Politische Unbescholtenheit

 Grundlage dieses unklaren und in Teilen opportunistischen Programms ist einerseits die stark kommunal verankerte Struktur der Partei, sowie jedoch auch die bisher fehlende Regierungsbeteiligung oberhalb der kommunalen Ebene. So können Forderungen nach mehr Sozialem und mehr Rechten für Bürger*innen in der Opposition leicht eingefordert werden und die Verantwortung für Missstände auf kommunaler Ebene mit Hinweis auf Landes- oder Bundesrecht abgewendet werden. 

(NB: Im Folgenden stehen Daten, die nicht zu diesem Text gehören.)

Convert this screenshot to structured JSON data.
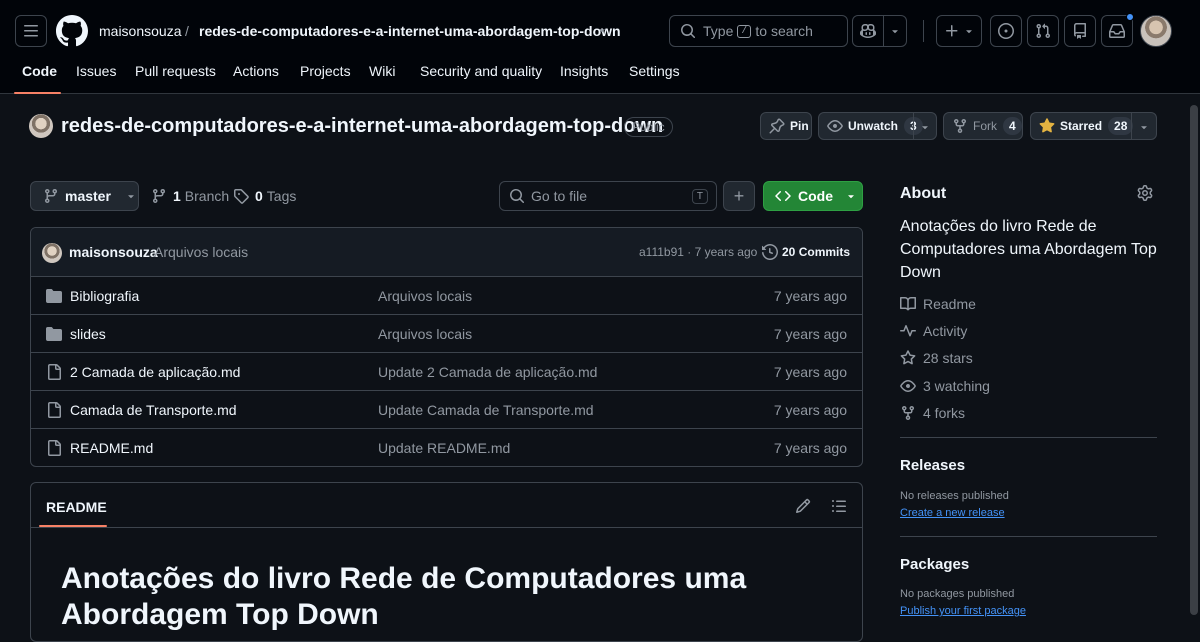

Aufgrund der im Kapitalismus vorherrschenden Sachzwänge, denen die Regierenden selbst unterworfen sind, wird dies bei weiteren Erfolgen der FREIEN WÄHLERN und politischer Mitwirkung in Regierungen zu Problemen führen. Ironischerweise hat dies gerade Horst Seehofer (CSU) auf den Punkt gebracht: „Diejenigen, die entscheiden, sind nicht gewählt, und diejenigen, die gewählt werden, haben nichts zu entscheiden.“

Anpassungskurs in bayerischer Regierung

 Die Grenzen des Wunsches eines gebändigten Kapitalismus lassen sich bereits an der Beteiligung an der Bayerischen Staatsregierung (seit 2018) erkennen. Der bayerische Landes- und Bundesvorsitzende Hubert Aiwanger ist seit November 2018 auch stellvertretender Ministerpräsident Bayerns. 

Seine Äußerungen während der durch SARS-CoV-2 entstanden Pandemie zeigen das Spannungsfeld auf, welche die kapitalistischen Sachzwänge den Regierenden auferlegen: Schutz der Profite von Wenigen gegen Schutz der Gesundheit der Vielen. Wurden teils strenge Maßnahmen – welche freilich die Arbeitswelt vollends außen vor lassen und daher nicht ausreichend wirksam sein werden – mit getragen, wurde nur wenige Tage später wieder ein Lockerungskurs gefordert.

Trotz Betonung der Wichtigkeit der Stärkung von Bürger*innenrechten setzten die FREIEN WÄHLER eine entschärfte Novelle des Polizeiaufgabengesetzes mit dem stark kritisierten Begriff der „drohenden Gefahr“ mit um. Weitere Verwässerungen und Verstöße gegen zentrale Punkte des Programms bleiben daher nur eine Frage der Zeit – insbesondere, da die FREIEN WÄHLER einen Einzug in den Bundestag anstreben.

Dies zeigt: Illusionen in einen gebändigten Kapitalismus und Unabhängigkeit bürgerlicher und prokapitalistischer Parteien scheitern spätestens mit Beteiligung an der Verwaltung des kapitalistischen Elends. Deshalb dürfen Lohnabhängige nicht erwarten, dass diese prokapitalistischen Parteien ihre Interessen vertreten – denn dies geschieht nur entgegen der kapitalistischen Sachzwänge!